Making sexual health consultation in Mozambique more patient-centric

How might we redesign and improve the counselling experience for adolescent girls to create greater awareness about sexually transmitted infections in an HIV-ravaged area of Mozambique? This important question was at the heart of a project carried out by ThinkPlace for Population Services International that has been recognised with a major design award from New York based Core77. The project – “Not only informed. Confident” – won a Notable Award from the design magazine.
The My Choice booklet provided information in a highly visual, easy-to-consume format

THE CHALLENGE

Situated in Southwest Mozambique, Gaza Province is known for two things: extensive cereal and rice cultivation, and its high HIV prevalence.  

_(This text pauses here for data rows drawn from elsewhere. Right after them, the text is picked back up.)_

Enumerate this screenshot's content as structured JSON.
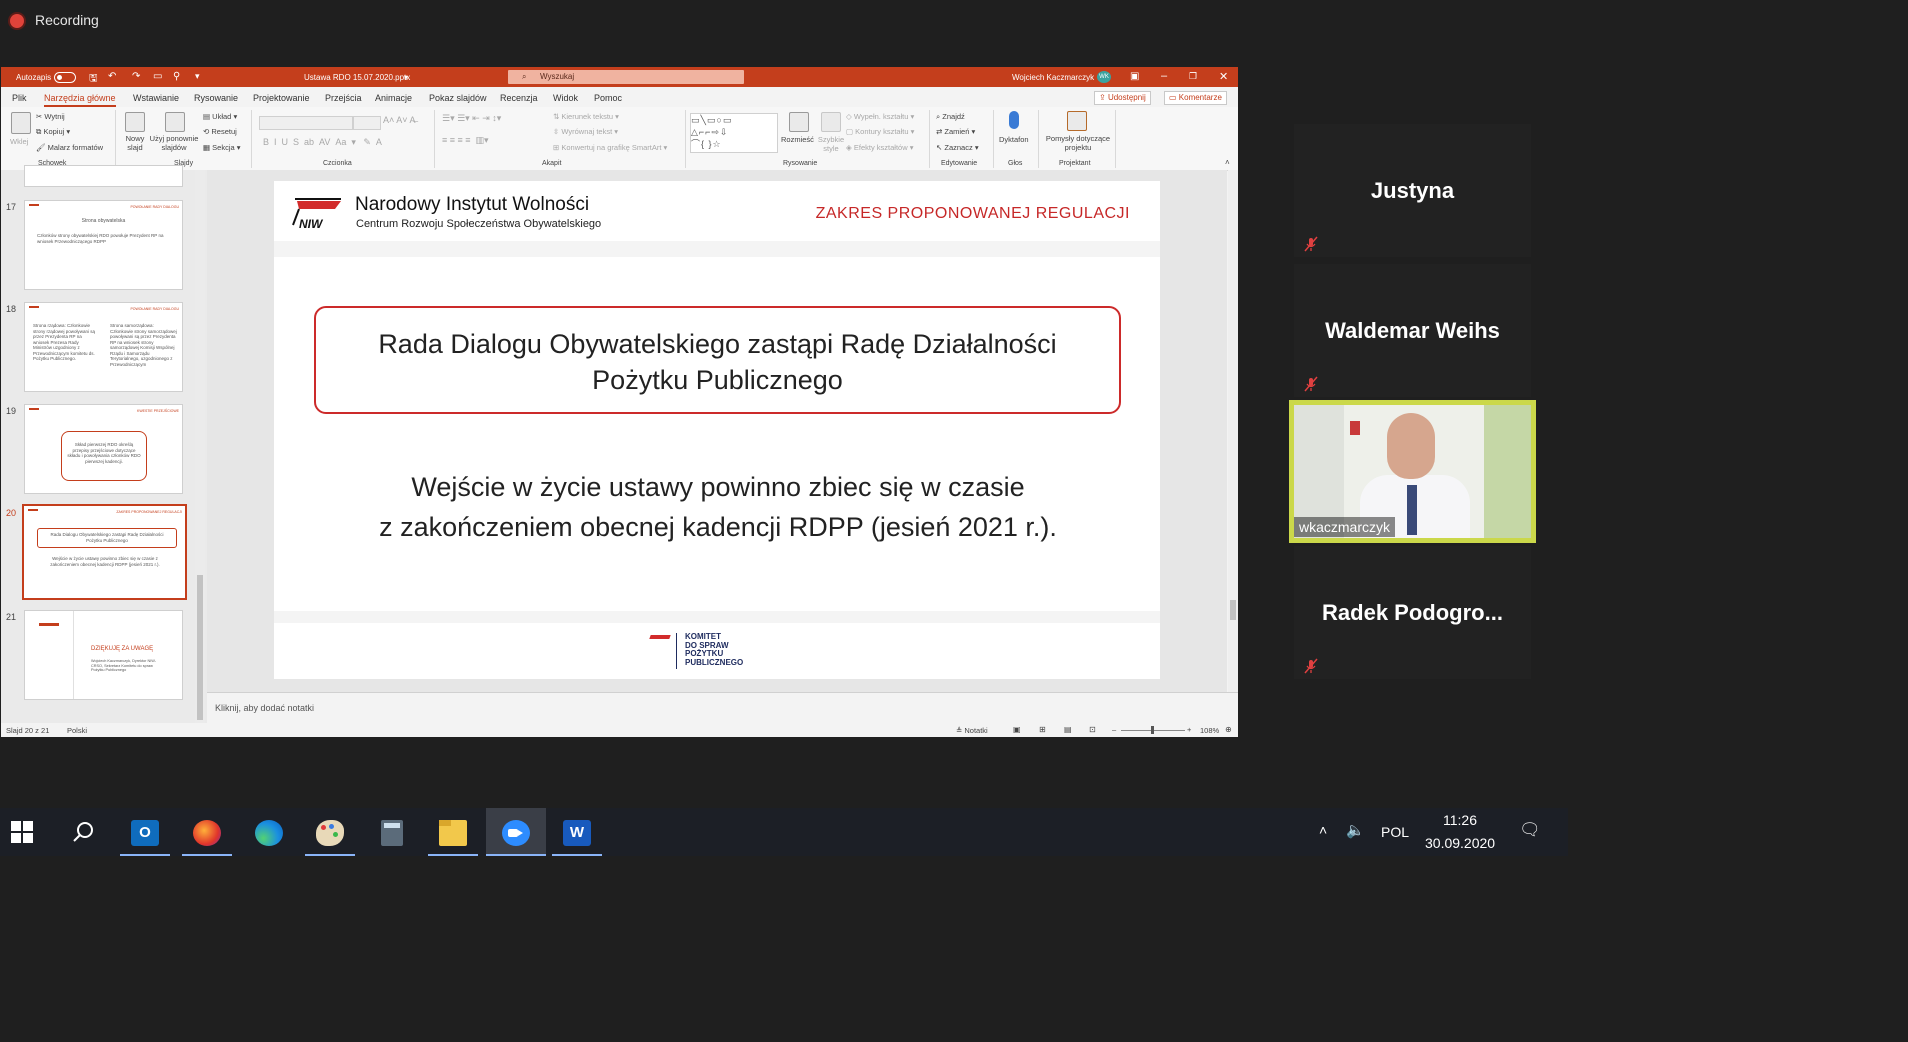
{
  "recording": {
    "label": "Recording"
  },
  "ppt": {
    "titlebar": {
      "autosave_label": "Autozapis",
      "filename": "Ustawa RDO 15.07.2020.pptx",
      "search_placeholder": "Wyszukaj",
      "user_name": "Wojciech Kaczmarczyk",
      "user_initials": "WK"
    },
    "menu": {
      "tabs": [
        "Plik",
        "Narzędzia główne",
        "Wstawianie",
        "Rysowanie",
        "Projektowanie",
        "Przejścia",
        "Animacje",
        "Pokaz slajdów",
        "Recenzja",
        "Widok",
        "Pomoc"
      ],
      "share_label": "Udostępnij",
      "comments_label": "Komentarze"
    },
    "ribbon": {
      "paste": "Wklej",
      "cut": "Wytnij",
      "copy": "Kopiuj",
      "format_painter": "Malarz formatów",
      "clipboard_group": "Schowek",
      "new_slide": "Nowy slajd",
      "reuse_slides": "Użyj ponownie slajdów",
      "layout": "Układ",
      "reset": "Resetuj",
      "section": "Sekcja",
      "slides_group": "Slajdy",
      "font_group": "Czcionka",
      "text_direction": "Kierunek tekstu",
      "align_text": "Wyrównaj tekst",
      "convert_smartart": "Konwertuj na grafikę SmartArt",
      "paragraph_group": "Akapit",
      "arrange": "Rozmieść",
      "quick_styles": "Szybkie style",
      "shape_fill": "Wypełn. kształtu",
      "shape_outline": "Kontury kształtu",
      "shape_effects": "Efekty kształtów",
      "drawing_group": "Rysowanie",
      "find": "Znajdź",
      "replace": "Zamień",
      "select": "Zaznacz",
      "editing_group": "Edytowanie",
      "dictate": "Dyktafon",
      "voice_group": "Głos",
      "design_ideas": "Pomysły dotyczące projektu",
      "designer_group": "Projektant"
    },
    "thumbnails": [
      {
        "num": "17",
        "header": "POWOŁANIE RADY DIALOGU",
        "title": "Strona obywatelska",
        "body": "Członków strony obywatelskiej RDO powołuje Prezydent RP na wniosek Przewodniczącego RDPP"
      },
      {
        "num": "18",
        "header": "POWOŁANIE RADY DIALOGU",
        "left": "Strona rządowa: Członkowie strony rządowej powoływani są przez Prezydenta RP na wniosek Prezesa Rady Ministrów uzgodniony z Przewodniczącym komitetu ds. Pożytku Publicznego.",
        "right": "Strona samorządowa: Członkowie strony samorządowej powoływani są przez Prezydenta RP na wniosek strony samorządowej Komisji Wspólnej Rządu i Samorządu Terytorialnego, uzgodnionego z Przewodniczącym"
      },
      {
        "num": "19",
        "header": "KWESTIE PRZEJŚCIOWE",
        "body": "Skład pierwszej RDO określą przepisy przejściowe dotyczące składu i powoływania członków RDO pierwszej kadencji."
      },
      {
        "num": "20",
        "header": "ZAKRES PROPONOWANEJ REGULACJI",
        "box": "Rada Dialogu Obywatelskiego zastąpi Radę Działalności Pożytku Publicznego",
        "body": "Wejście w życie ustawy powinno zbiec się w czasie z zakończeniem obecnej kadencji RDPP (jesień 2021 r.)."
      },
      {
        "num": "21",
        "title": "DZIĘKUJĘ ZA UWAGĘ",
        "body": "Wojciech Kaczmarczyk, Dyrektor NIW-CRSO, Sekretarz Komitetu do spraw Pożytku Publicznego"
      }
    ],
    "slide": {
      "org_name": "Narodowy Instytut Wolności",
      "org_sub": "Centrum Rozwoju Społeczeństwa Obywatelskiego",
      "logo_text": "NIW",
      "header_title": "ZAKRES PROPONOWANEJ REGULACJI",
      "box_text_1": "Rada Dialogu Obywatelskiego zastąpi Radę Działalności",
      "box_text_2": "Pożytku Publicznego",
      "body_1": "Wejście w życie ustawy powinno zbiec się w czasie",
      "body_2": "z zakończeniem obecnej kadencji RDPP (jesień 2021 r.).",
      "footer_logo": [
        "KOMITET",
        "DO SPRAW",
        "POŻYTKU",
        "PUBLICZNEGO"
      ]
    },
    "notes_placeholder": "Kliknij, aby dodać notatki",
    "status": {
      "slide_counter": "Slajd 20 z 21",
      "language": "Polski",
      "notes": "Notatki",
      "zoom": "108%"
    },
    "colors": {
      "accent": "#c43e1c",
      "slide_red": "#cc2a2a"
    }
  },
  "participants": [
    {
      "name": "Justyna",
      "muted": true
    },
    {
      "name": "Waldemar Weihs",
      "muted": true
    },
    {
      "name": "wkaczmarczyk",
      "video": true,
      "speaking": true
    },
    {
      "name": "Radek  Podogro...",
      "muted": true
    }
  ],
  "taskbar": {
    "apps": [
      "start-icon",
      "search-icon",
      "outlook-icon",
      "firefox-icon",
      "edge-icon",
      "paint-icon",
      "calculator-icon",
      "file-explorer-icon",
      "zoom-icon",
      "word-icon"
    ],
    "language": "POL",
    "time": "11:26",
    "date": "30.09.2020"
  }
}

Around one quarter of the adult population is HIV-positive. Among adolescents, Gaza also sees high rates of unplanned and early pregnancy.  

Public and private clinics provide family planning services for adolescents, however, these services are often not perceived as desirable or useful. Due to previous de-stigmatisation campaigns focused on HIV, many people in Gaza proclaim: "Malaria can kill you. HIV won't." Many perceive the risk of contracting HIV as plausible for others but not for them.  

Adolescents sometimes conflate products which prevent HIV with those that prevent conception, or relate the risk of contracting HIV to the risk of getting pregnant. Condom use is rarely prioritized, especially when it comes to married young women.

There is clear need for access to quality information about these matters. But when adolescents and young women enter health facilities, healthcare workers find themselves providing information that our research showed as often ineffective.  

Too often, we see health sector interventions privilege technical, product-focused information over a more straight-forward message that allows the user to actually understand the product, see value in it, and feel confident in choosing it.  

 

ThinkPlace is working with PSI to improve family planning access in Mozambique

 

 

OUR RESPONSE

ThinkPlace worked in five public clinics and three private clinics in Gaza to address the challenge of improving the counselling experience for adolescent girls and young women.  

We spent a month in these clinical contexts, identifying the areas where provider behaviour translated to poor patient experience and how that poor experience led to ill-informed decision-making.  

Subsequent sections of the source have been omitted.